Livres/BD

Ce mercredi, sortira le dernier roman de Yann Moix, intitulé "Orléans".

Dans ce livre, Yann Moix y détaille les maltraitances dont il aurait fait l'objet durant son enfance. Les faits se passaient au cours des années 70-80. Il explique notamment que sa mère l'a un jour poursuivi avec un couteau en menaçant de le tuer, ou qu'il a été obligé de manger ses excréments. 

Ses parents démentent formellement les propos de leur enfant. Ils clament haut et fort ne pas avoir maltraité leur fils lors d'un entretien accordé à La République du Centre. Ils affirment que tout ce qui a été dit "n'est que pure affabulation".

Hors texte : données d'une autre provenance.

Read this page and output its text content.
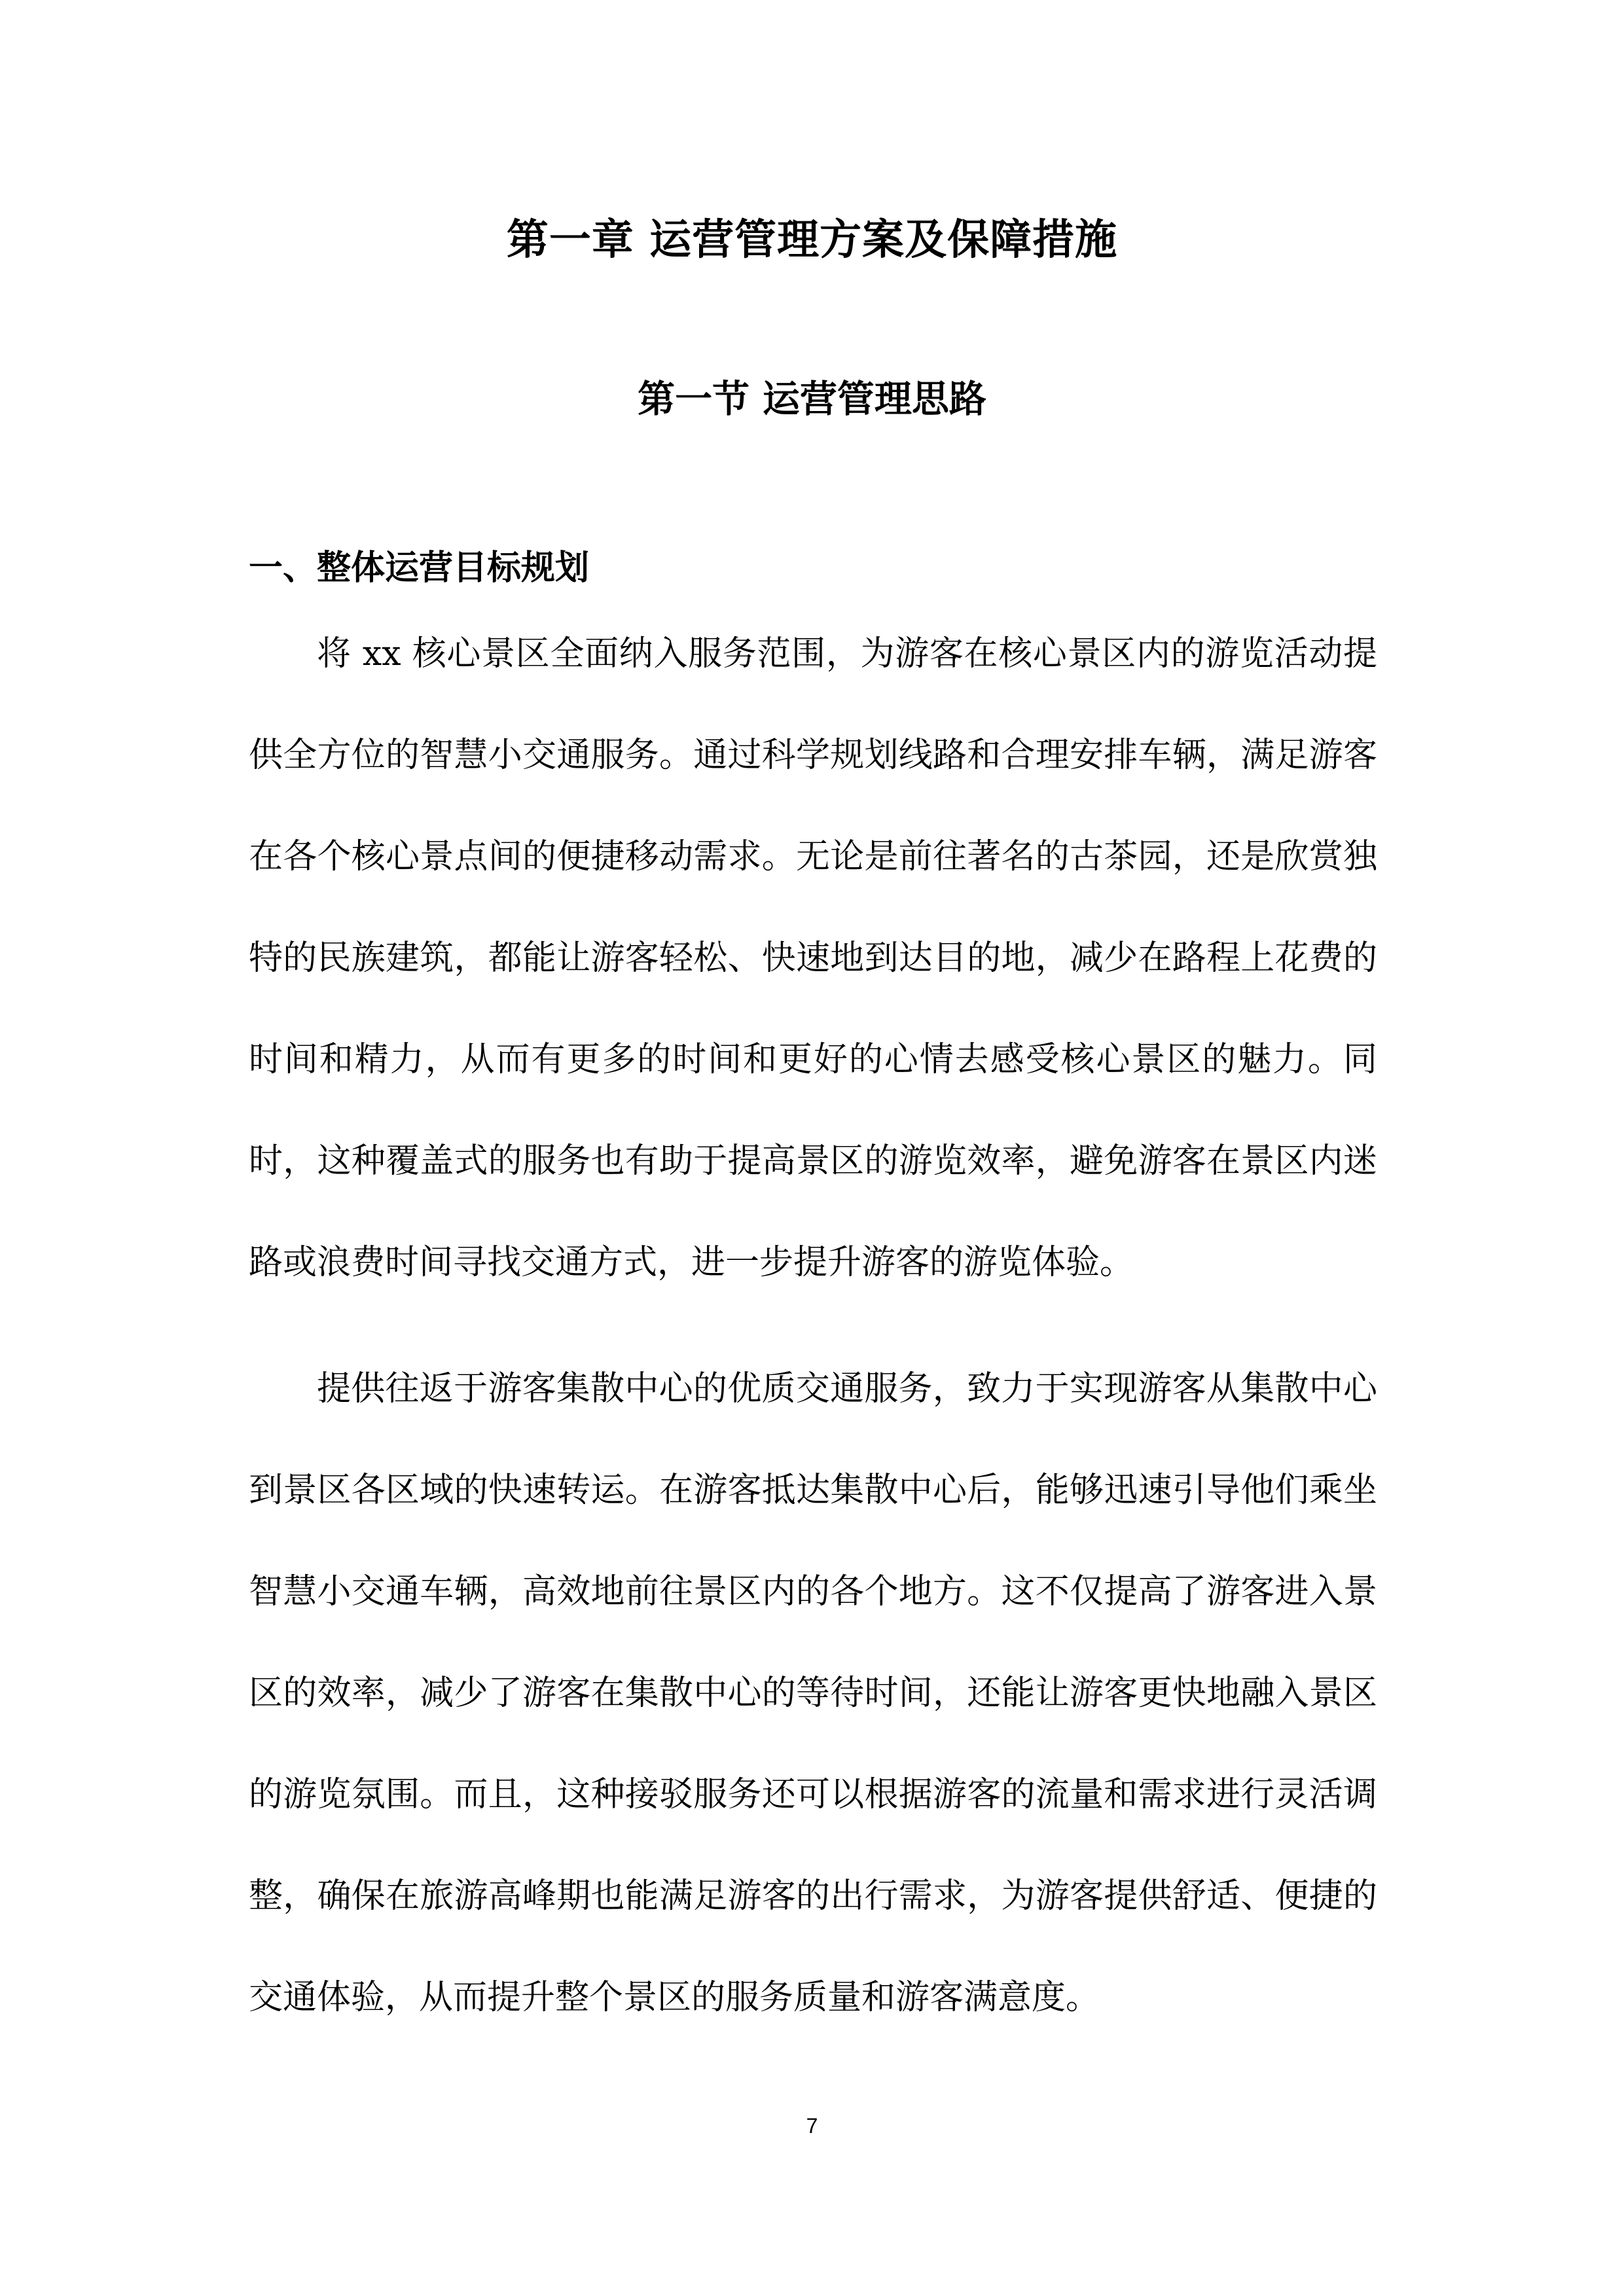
第一章 运营管理方案及保障措施
第一节 运营管理思路
一、整体运营目标规划

将 xx 核心景区全面纳入服务范围，为游客在核心景区内的游览活动提供全方位的智慧小交通服务。通过科学规划线路和合理安排车辆，满足游客在各个核心景点间的便捷移动需求。无论是前往著名的古茶园，还是欣赏独特的民族建筑，都能让游客轻松、快速地到达目的地，减少在路程上花费的时间和精力，从而有更多的时间和更好的心情去感受核心景区的魅力。同时，这种覆盖式的服务也有助于提高景区的游览效率，避免游客在景区内迷路或浪费时间寻找交通方式，进一步提升游客的游览体验。

提供往返于游客集散中心的优质交通服务，致力于实现游客从集散中心到景区各区域的快速转运。在游客抵达集散中心后，能够迅速引导他们乘坐智慧小交通车辆，高效地前往景区内的各个地方。这不仅提高了游客进入景区的效率，减少了游客在集散中心的等待时间，还能让游客更快地融入景区的游览氛围。而且，这种接驳服务还可以根据游客的流量和需求进行灵活调整，确保在旅游高峰期也能满足游客的出行需求，为游客提供舒适、便捷的交通体验，从而提升整个景区的服务质量和游客满意度。

7
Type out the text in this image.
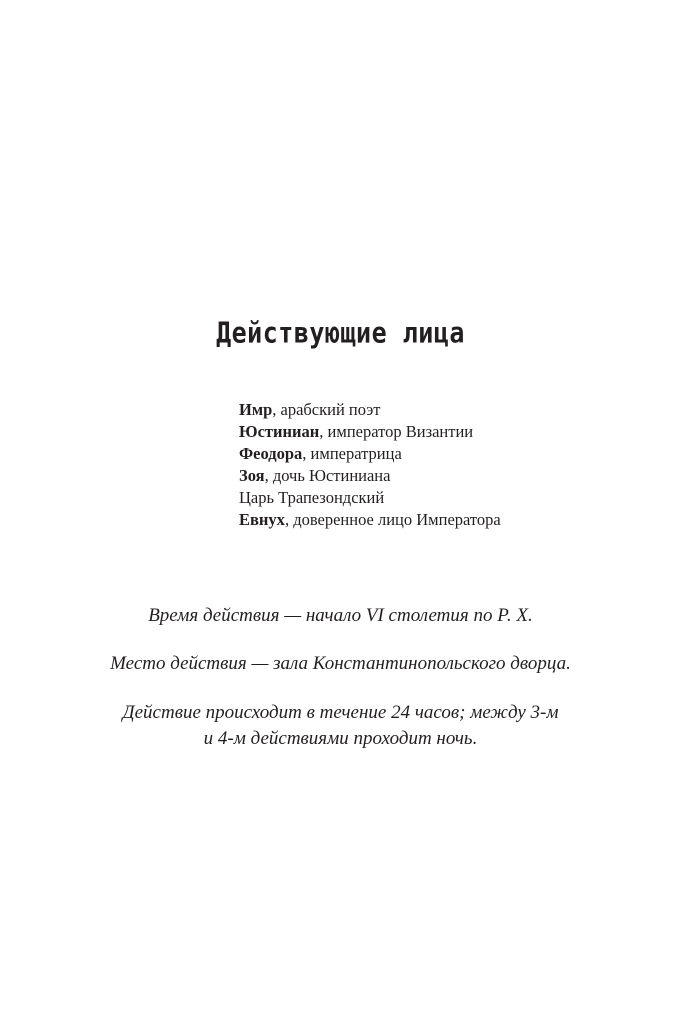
Действующие лица
Имр, арабский поэт
Юстиниан, император Византии
Феодора, императрица
Зоя, дочь Юстиниана
Царь Трапезондский
Евнух, доверенное лицо Императора

Время действия — начало VI столетия по Р. Х.

Место действия — зала Константинопольского дворца.

Действие происходит в течение 24 часов; между 3-м
и 4-м действиями проходит ночь.
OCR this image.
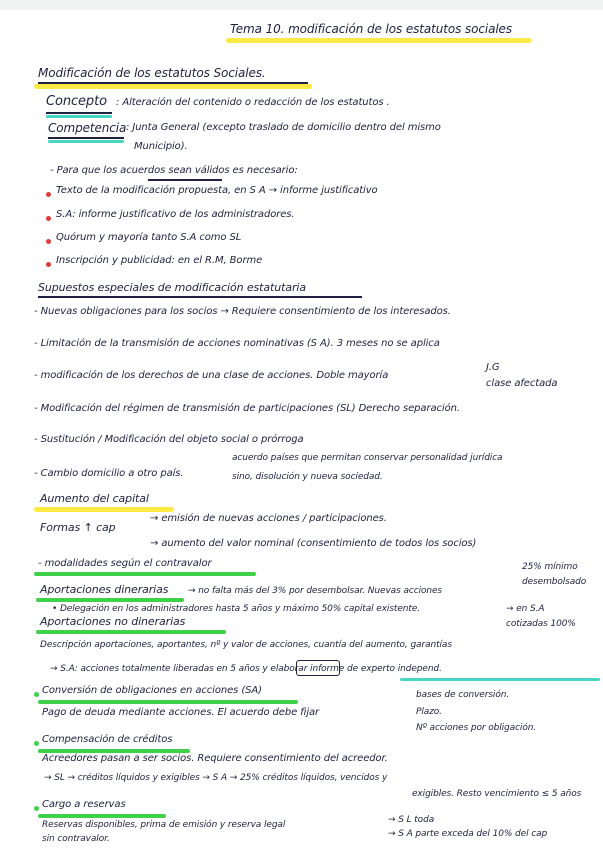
Tema 10. modificación de los estatutos sociales
Modificación de los estatutos Sociales.
Concepto : Alteración del contenido o redacción de los estatutos .
Competencia : Junta General (excepto traslado de domicilio dentro del mismo
Municipio).
- Para que los acuerdos sean válidos es necesario:
Texto de la modificación propuesta, en S A → informe justificativo
S.A: informe justificativo de los administradores.
Quórum y mayoría tanto S.A como SL
Inscripción y publicidad: en el R.M, Borme
Supuestos especiales de modificación estatutaria
- Nuevas obligaciones para los socios → Requiere consentimiento de los interesados.
- Limitación de la transmisión de acciones nominativas (S A). 3 meses no se aplica
- modificación de los derechos de una clase de acciones. Doble mayoría
J.G
clase afectada
- Modificación del régimen de transmisión de participaciones (SL) Derecho separación.
- Sustitución / Modificación del objeto social o prórroga
- Cambio domicilio a otro país.
acuerdo países que permitan conservar personalidad jurídica
sino, disolución y nueva sociedad.
Aumento del capital
Formas ↑ cap
→ emisión de nuevas acciones / participaciones.
→ aumento del valor nominal (consentimiento de todos los socios)
- modalidades según el contravalor	25% mínimo
desembolsado
Aportaciones dinerarias → no falta más del 3% por desembolsar. Nuevas acciones
→ en S.A
cotizadas 100%
• Delegación en los administradores hasta 5 años y máximo 50% capital existente.
Aportaciones no dinerarias
Descripción aportaciones, aportantes, nº y valor de acciones, cuantía del aumento, garantías
→ S.A: acciones totalmente liberadas en 5 años y elaborar informe de experto independ.
Conversión de obligaciones en acciones (SA)
Pago de deuda mediante acciones. El acuerdo debe fijar
bases de conversión.
Plazo.
Nº acciones por obligación.
Compensación de créditos
Acreedores pasan a ser socios. Requiere consentimiento del acreedor.
→ SL → créditos líquidos y exigibles → S A → 25% créditos líquidos, vencidos y
exigibles. Resto vencimiento ≤ 5 años
Cargo a reservas
Reservas disponibles, prima de emisión y reserva legal	→ S L toda
→ S A parte exceda del 10% del cap
sin contravalor.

L'écrivain français aurait-il exagéré en écrivant les lignes de ce passage au cours duquel il aborde son enfance ? C'est en tout cas ce que pense son père: "Tout d'abord, je tiens à dire que notre fils n'a jamais été battu", affirme son père José. Néanmoins, Yann a déjà été puni: "Comme cette fois où Yann a tenté de défenestrer son frère du premier étage. Ce jour-là, oui, il a eu la correction qu'il méritait, comme le jour où il a mis la tête d'Alexandre (son frère) dans les WC et a tiré la chasse d'eau. Je ne le nie pas, il a alors ramassé une bonne paire de claques. Mais il était un ado dur. Et peut-être qu'au fond, si j'avais été moins sévère, il n'en serait pas là où il est aujourd'hui, vu ses fréquentations de l'époque."

José raconte que plusieurs personnes peuvent prouver qu'ils n'ont pas maltraité Yann: "Sa maîtresse d’école, son médecin traitant ou son pédiatre... (...) Ils vous confirmeront que je ne suis pas un bourreau. S’il y avait bien eu maltraitance, il y aurait forcément eu quelqu’un pour le remarquer, et alerter les services sociaux."

Le papa de l'écrivain revient aussi sur des déclarations faites par son fils à la télévision: "Il y a quelques années, Yann a déclaré ceci à la télé, chez Franz-Olivier Giesbert. Il a dit que, lorsqu'il était enfant, je rentrais tous les soirs après 22 heures à la maison, complètement bourré. Il a dit que je lui tapais alors dessus à coups de fouet ou de fils électriques. Il a dit qu'il repartait le lendemain au collège le visage tuméfié et ensanglanté. Tout ça est totalement faux. Je n'ai jamais frappé mon fils à coups de câbles électriques, ou avec quoi que ce soit."

Avant de poursuivre: "Dans une autre émission, il a rapporté que je le mettais à genou devant notre cheminée, et l'obligeais à brûler lui-même ses livres et dessins en le frappant. Comment peut-il inventer de telles choses, aussi odieuses ?" Et de poursuivre: "J'ai des origines catalanes et ai été strict, j'en conviens, mais jamais je n'aurais été capable de faire manger ses excréments à mon fils. Prétendre cela relève de la psychiatrie, ce n'est pas possible !"

Yann Moix s'en prend également à sa maman: "Mais comment Yann peut-il décrire sa mère lui courant après avec un couteau pour le tuer ! On croit rêver, c'est aberrant. (...) Jamais sa maman n'a levé la main sur Yann", poursuit José dans son interview à nos confrères de la République du Centre. 

Cependant, malgré ce qu'on peut lire sur eux dans "Orléans", José et sa femme ne redoutent pas la sortie du bouquin: "Ma femme et moi avons la conscience tranquille. Peut-être vais-je le lire, peut-être pas". "Je le sais très intelligent, mais trouve dommage qu'il ne mette pas son intelligence au service d'une chose noble."

Ce que déplore surtout José, c'est de ne plus avoir l'opportunité de discuter avec son fiston afin de s'expliquer : "Ce que j'aimerais, déjà, c'est avoir un jour une conversation, d'homme à homme, avec Yann. Ce qu'il n'a jamais accepté. Il a toujours fui. Mais notre porte reste ouverte, Yann revient quand il veut".